At the same time, with the rapidly increasing need for musculoskeletal care as the population ages, we need every orthopaedic practitioner—male and female—to remain as healthy and active as possible. Epidemiologic studies of surgeon health have revealed real concerns for neck and back degenerative changes and cancer risk.
In the November 2, 2016 edition of The Journal, Valone et al. tackle the issue of exposure of the female breast to intraoperative radiation. In a nifty study incorporating C-arm fluoroscopy and an anthropomorphic torso phantom equipped with breast attachments and dosimeters, the authors found that:
- The median dose-equivalent rate of scatter radiation to the breast’s upper outer quadrant (UOQ) was higher than that to the lower inner quadrant.

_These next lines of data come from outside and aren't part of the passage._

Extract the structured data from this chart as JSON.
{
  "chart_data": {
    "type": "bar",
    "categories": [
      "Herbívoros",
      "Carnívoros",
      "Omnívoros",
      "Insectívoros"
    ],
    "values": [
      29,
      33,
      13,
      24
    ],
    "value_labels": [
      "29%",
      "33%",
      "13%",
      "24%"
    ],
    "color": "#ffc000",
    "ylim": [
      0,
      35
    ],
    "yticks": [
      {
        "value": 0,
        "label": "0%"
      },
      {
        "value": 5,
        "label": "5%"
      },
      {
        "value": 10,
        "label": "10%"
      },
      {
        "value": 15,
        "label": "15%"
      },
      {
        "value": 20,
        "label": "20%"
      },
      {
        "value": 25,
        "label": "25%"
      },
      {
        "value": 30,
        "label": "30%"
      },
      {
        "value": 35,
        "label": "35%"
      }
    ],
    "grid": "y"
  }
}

- C-arm cross-table lateral projection was associated with higher breast radiation exposure than anteroposterior projection.
- Size, fit, and breast coverage of lead protection matter.
The findings should prompt redesign of protective aprons and vests to more effectively cover the breast and axilla. We could also use more well-designed longitudinal studies to identify the risk factors for neck, back, and shoulder injury as well as gain a better understanding of the real risk of surgeon exposure to intraoperative radiation.
Annual occupational radiation dose limits to the breast have not yet been established. But in the meantime, Valone et al. recommend distancing the axilla from the C-arm and placing the X-ray source beneath the operating table or on the contralateral side to reduce radiation exposure to the UOQ of the breast.
Marc Swiontkowski, MD
The practice of orthopaedic surgery is moving fairly rapidly to the outpatient environment. Advances in less invasive surgical procedures, regional anesthesia, and postoperative pain management have provided the foundation for this transition. The migration to outpatient surgery centers enables surgeons to use surgical teams more focused on orthopaedic technology and practice parameters. The concern that arises in everyone’s mind, though, is the issue of safety.
In the October 19, 2016 issue of JBJS, Qin et al. analyzed the NSQIP database and found that the outpatient surgical treatment of patients with a closed ankle fracture and minimal comorbidities resulted in lower risk of pneumonia and no difference in surgical morbidity, reoperations, and readmissions when compared with inpatient surgery.
The NSQIP dataset is voluntary and, as with any database, confounding variables are unavoidable. But these authors used propensity score matching and Bonferroni correction to minimize selection bias and manage multiple comparisons.
The study excluded emergency cases, cases with preoperative sepsis, and cases of open ankle fracture, and I can still foresee that patients with more severe fracture patterns, soft tissue compromise, and unstable medical comorbidities would be better off treated as inpatients. Nevertheless, it is reassuring that this study found no differences in complication or readmission rates. These findings reinforce the movement of orthopaedic surgical practice to the outpatient setting, and in my experience that movement is wholly welcomed by patients and their families.